Ubicada a una altitud de 3,360 metros (11,023 pies) sobre el nivel del mar, Cusco fue conocida como el “Ombligo del Mundo”. Su historia se remonta aproximadamente al año 1200 d.C., asociada con el primer gobernante inca, Manco Cápac. Su mayor expansión ocurrió en el siglo XV bajo el gobierno de Pachacútec, quien extendió el Imperio Inca hacia el sur hasta Chile y Argentina, y al norte hasta Ecuador y Colombia.
Este notable crecimiento se detuvo abruptamente con la llegada de los conquistadores españoles liderados por Francisco Pizarro. Tras la captura y ejecución del gobernante inca Atahualpa en Cajamarca, Pizarro marchó hacia Cusco en 1534, reclamándola en nombre del Rey Carlos V. La conquista marcó el inicio de una profunda fusión cultural que aún define la identidad peruana actual, especialmente en Cusco — la antigua capital de los Andes.
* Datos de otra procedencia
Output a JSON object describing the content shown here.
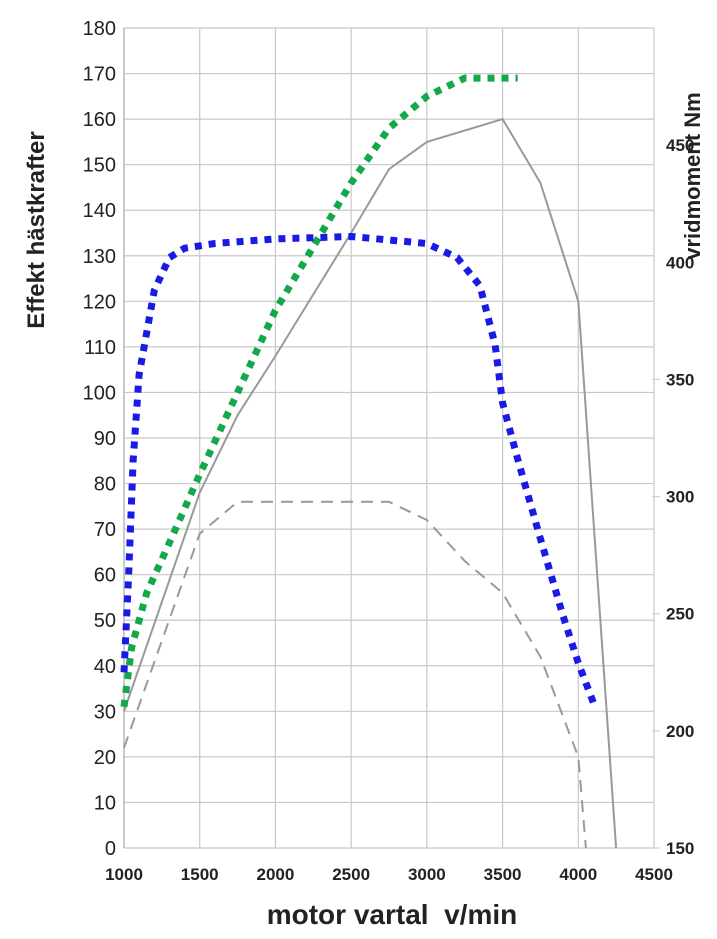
{
  "chart_data": {
    "type": "line",
    "xlabel": "motor vartal  v/min",
    "ylabel_left": "Effekt hästkrafter",
    "ylabel_right": "vridmoment Nm",
    "x_ticks": [
      1000,
      1500,
      2000,
      2500,
      3000,
      3500,
      4000,
      4500
    ],
    "y_left_ticks": [
      0,
      10,
      20,
      30,
      40,
      50,
      60,
      70,
      80,
      90,
      100,
      110,
      120,
      130,
      140,
      150,
      160,
      170,
      180
    ],
    "y_left_tick_labels": [
      "0",
      "10",
      "20",
      "30",
      "40",
      "50",
      "60",
      "70",
      "80",
      "90",
      "100",
      "110",
      "120",
      "130",
      "140",
      "150",
      "160",
      "170",
      "180"
    ],
    "y_right_ticks": [
      150,
      200,
      250,
      300,
      350,
      400,
      450
    ],
    "y_right_tick_labels": [
      "150",
      "200",
      "250",
      "300",
      "350",
      "400",
      "450"
    ],
    "xlim": [
      1000,
      4500
    ],
    "ylim_left": [
      0,
      180
    ],
    "ylim_right": [
      150,
      500
    ],
    "grid": true,
    "series": [
      {
        "axis": "left",
        "color": "#999999",
        "style": "solid",
        "x": [
          1000,
          1500,
          1750,
          2000,
          2500,
          2750,
          3000,
          3500,
          3750,
          4000,
          4250
        ],
        "values": [
          30,
          78,
          95,
          108,
          135,
          149,
          155,
          160,
          146,
          120,
          0
        ]
      },
      {
        "axis": "left",
        "color": "#999999",
        "style": "dashed",
        "x": [
          1000,
          1500,
          1750,
          2000,
          2500,
          2750,
          3000,
          3250,
          3500,
          3750,
          4000,
          4050
        ],
        "values": [
          22,
          69,
          76,
          76,
          76,
          76,
          72,
          63,
          56,
          42,
          20,
          0
        ]
      },
      {
        "axis": "left",
        "color": "#13a84a",
        "style": "dotted",
        "x": [
          1000,
          1050,
          1150,
          1300,
          1500,
          1750,
          2000,
          2250,
          2500,
          2750,
          3000,
          3250,
          3400,
          3600
        ],
        "values": [
          31,
          44,
          56,
          67,
          82,
          100,
          118,
          132,
          146,
          158,
          165,
          169,
          169,
          169
        ]
      },
      {
        "axis": "right",
        "color": "#1a1ae6",
        "style": "dotted",
        "x": [
          1000,
          1030,
          1060,
          1100,
          1200,
          1300,
          1400,
          1600,
          2000,
          2500,
          3000,
          3200,
          3350,
          3450,
          3500,
          3600,
          3750,
          3900,
          4000,
          4100
        ],
        "values": [
          225,
          265,
          315,
          352,
          388,
          402,
          406,
          408,
          410,
          411,
          408,
          402,
          390,
          365,
          340,
          316,
          282,
          249,
          229,
          212
        ]
      }
    ]
  }
}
Al llegar desde la costa, los visitantes perciben inmediatamente el aire fino y fresco de la montaña — un recordatorio de la gran altitud de Cusco. Se recomienda pasar el primer día descansando y aclimatándose antes de explorar. Planea al menos tres días en Cusco y sus alrededores antes de emprender caminatas exigentes como el Camino Inca hacia Machu Picchu.
Tómate el tiempo para disfrutar de los muchos atractivos de la ciudad: recorridos guiados por el centro histórico, visitas a los sitios incas cercanos como Sacsayhuamán, Qenqo, Pucapucara y Tambomachay, además de excursiones al Valle Sagrado de los Incas. Allí podrás vivir la energía del mercado de Pisac, el encanto ancestral del pueblo de Ollantaytambo y la autenticidad de Chinchero, todo rodeado de paisajes montañosos impresionantes.